São Paulo não terá tarifa em ônibus aos domingos e em certos feriados. O prefeito de São Paulo, Ricardo Nunes (MDB), anunciou a gratuidade dos ônibus também no Natal, no Ano-Novo e no aniversário da cidade de São Paulo, comemorado em 25 de janeiro.
Antes disso, o município de São Caetano do Sul, na região metropolitana, havia implementado a tarifa zero. A cidade com 166 mil habitantes estabeleceu a gratuidade nos ônibus no final de outubro. O prefeito José Auricchio Júnior (PSDB) afirmou na ocasião que o município havia atingido uma "estabilidade econômica" que permitiu a existência do projeto.
Em São Caetano, o projeto custará R$ 35 milhões por ano. A prefeitura projetou um investimento de R$ 2,9 milhões por mês para garantir a tarifa zero à população, o que corresponde a 1,44% do orçamento total previsto para 2024, de R$ 2,43 bilhões.
Já em São Paulo, um projeto do tipo custaria em média R$ 10 bilhões por ano. Com a gratuidade apenas aos domingos e feriados, o prefeito calcula que a prefeitura vai deixar de arrecadar R$ 280 milhões.
São Paulo tem uma particularidade — é a cidade mais populosa do país. São 11,4 milhões de habitantes, segundo o Censo Demográfico de 2022. Só no ano passado, foram 2 bilhões de passageiros transportados, apontam os dados da SPTrans. O número apresentou uma recuperação na demanda de passageiros em relação a 2021, com um aumento de cerca de 22,8% de embarques no ano.

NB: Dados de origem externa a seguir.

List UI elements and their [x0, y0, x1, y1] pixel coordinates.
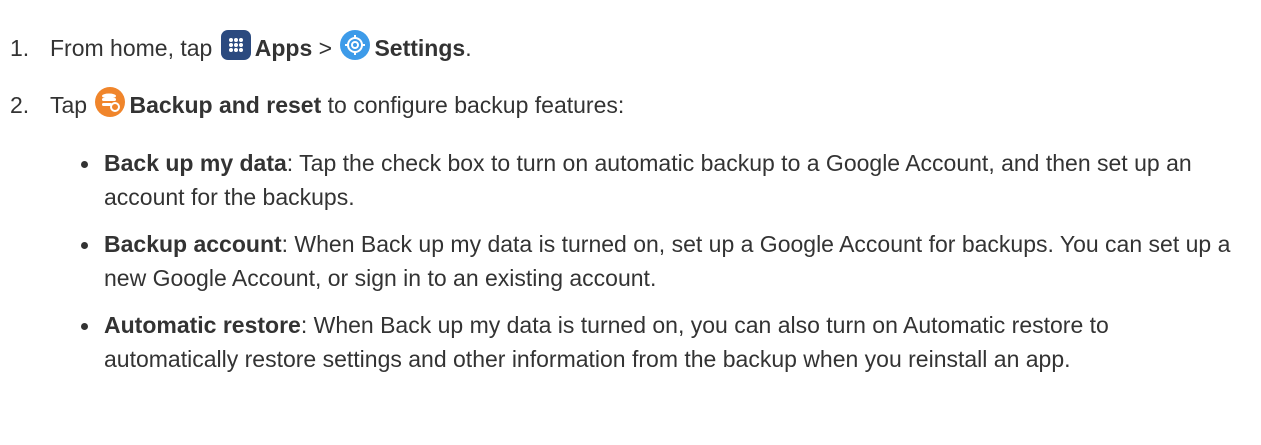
step-1: 1. From home, tap Apps > Settings. [10, 30, 472, 65]
step-number: 2. [10, 92, 30, 118]
step-text-end: . [465, 35, 472, 61]
backup-reset-icon [95, 87, 126, 117]
feature-term: Automatic restore [104, 312, 301, 338]
feature-term: Back up my data [104, 150, 287, 176]
list-item: Backup account: When Back up my data is … [81, 227, 1245, 295]
bullet-dot [81, 242, 88, 249]
bullet-dot [81, 323, 88, 330]
step-number: 1. [10, 35, 30, 61]
backup-label: Backup and reset [129, 92, 322, 118]
path-separator: > [312, 35, 339, 61]
list-item: Automatic restore: When Back up my data … [81, 308, 1245, 376]
step-2: 2. Tap Backup and reset to configure back… [10, 87, 624, 122]
backup-features-list: Back up my data: Tap the check box to tu… [81, 146, 1245, 389]
settings-label: Settings [374, 35, 466, 61]
step-text-end: to configure backup features: [321, 92, 625, 118]
bullet-dot [81, 161, 88, 168]
step-text: Tap [50, 92, 88, 118]
list-item: Back up my data: Tap the check box to tu… [81, 146, 1245, 214]
apps-grid-icon [220, 30, 251, 60]
apps-label: Apps [254, 35, 313, 61]
settings-gear-icon [340, 30, 371, 60]
step-text: From home, tap [50, 35, 213, 61]
feature-term: Backup account [104, 231, 282, 257]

Além de São Caetano do Sul, outras 26 cidades no Estado adotam a tarifa zero. Na região metropolitana, são Vargem Grande Paulista e Pirapora do Bom Jesus.
No país, são 87 ao todo. A maior delas, do ponto de vista populacional, é Caucaia (CE), com mais de 355 mil habitantes. Depois vem Maricá (RJ), com 197 mil pessoas. Os dados são acompanhados e compilados por Daniel Santini, mestre em Planejamento Urbano e Regional e pesquisador sobre direito à mobilidade.
É mais fácil ter gratuidade em cidades pequenas e médias
O Brasil tem 5.568 municípios. O que significa que nem 2% das cidades brasileiras adotam a tarifa zero em seu transporte. Vladimir Maciel, coordenador e pesquisador do Centro Mackenzie de Liberdade Econômica (CMLE), pondera que todos os municípios que oferecem o benefício à população são de pequeno ou médio porte.
Do ponto de vista geográfico, as cidades que oferecem a gratuidade são menores, ou seja, possuem viagens que são menos custosas. O professor ainda cita a condição fiscal de alguns municípios, que permite que verbas sejam realocadas para que a tarifa zero possa existir. É o caso de cidades que recebem royalties do petróleo, por exemplo.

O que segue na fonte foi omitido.